While the songs are definitely quality modern rock tunes, they sound dated in 2008, recalling (appropriately, it seems) the radio leanings of the early to mid '90s. You know, the days when Nirvana, Candlebox and Alice in Chains were kings of the radio.
While the songs are strong enough, the overall vibe, sonic dynamic and even vocal delivery is very reminiscent of that era's quintessential band Nirvana. In fact, "Washitah" sounds like the step-sister to Nirvana's MTV Unplugged performance.
Elsewhere we do get a little variation. "Pigs in Hell," for instance, draws a bit from The Misfits and Danzig. For the most part, however, the fuzzy, distorted guitars and howling vocals indicate Seattle more than Tulsa.
While it's great to finally get to hear these songs and see Felker back on stage to present them, the disc unfortunately serves as more of a retro-'90s fix for anyone who misses Edgefest in Mohawk Park, flannel shirts and Seattle grunge. --G.H.
Solo Good
Conor Oberst
Conor Oberst
Merge Records
After last year's overwrought Cassadega, Bright Eyes went into hiding, temporarily shed his nom de plume and recorded what amounts to his most mature, realized work yet.
He used to be the king of indie-angst. Fevers and Mirrors and Lifted are both classic angry teenager albums that had the distinct advantage of coming from one extremely literate, self-effacing angry teenager who was able to make cursing one's parents while crying in the bathroom seem... not pathetic. He's been called this generation's Bob Dylan (we'll see), and he single-handedly turned Omaha, Nebraska into an indie mecca for about fifteen minutes back in 2005. He's played with Emmylou Harris and The Boss, founded two record labels, battled drug addiction and cursed the president on the Tonight Show. In short, he's a rock star.

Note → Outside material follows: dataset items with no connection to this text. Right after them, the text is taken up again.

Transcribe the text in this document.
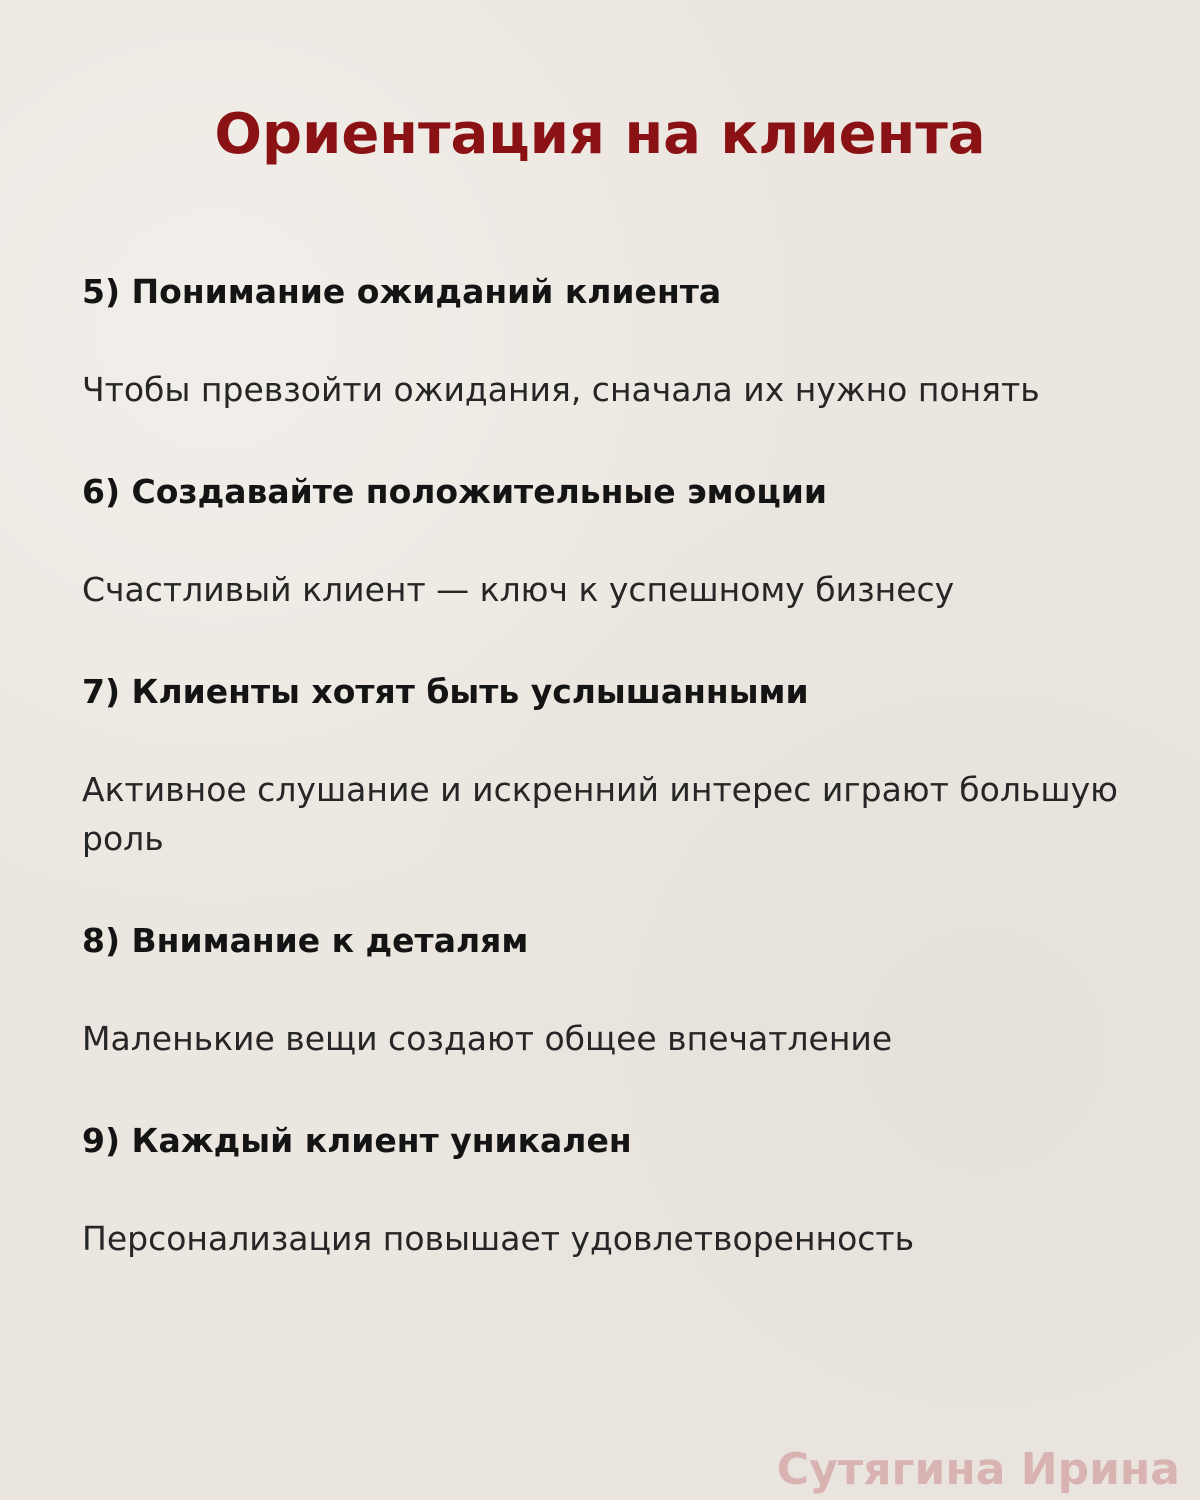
Ориентация на клиента

5) Понимание ожиданий клиента

Чтобы превзойти ожидания, сначала их нужно понять

6) Создавайте положительные эмоции

Счастливый клиент — ключ к успешному бизнесу

7) Клиенты хотят быть услышанными

Активное слушание и искренний интерес играют большую роль

8) Внимание к деталям

Маленькие вещи создают общее впечатление

9) Каждый клиент уникален

Персонализация повышает удовлетворенность

Сутягина Ирина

But now, at 29, Conor Oberst is allowing himself to evolve as a musician and grow as a person. No longer the sarcastic, snot-nosed screamer (circa Fevers), nor the politically active bohemian New Yorker (circa I'm Wide Awake It's Morning--still his best under the Bright Eyes banner), Oberst now seems to be just comfortably existing. And it's all over this album, his first "solo" album in 13 years.
The music is firmly rooted in Americana, folk, and country, more so than any of his previous work. Songs like "I Don't Want To Die (in a hospital)" and "Souled Out!!" might easily find homes as foot-stompers in a honky-tonk, while "Cape Canaveral" and "Milk Thistle" bookend the album with an unusually restrained Oberst quietly singing the kind of stripped-down, haunted folk that'd make Elliott Smith proud.
It's a modest album but another big step forward--Oberst now exists not as a hype machine, but as a musician. Deservingly so--if he continues to write and evolve at this rate (an album a year, give or take), he may eventually deserve those "next Bob Dylan" statements. For now though, he deserves respect for just being Conor Oberst. --J.K.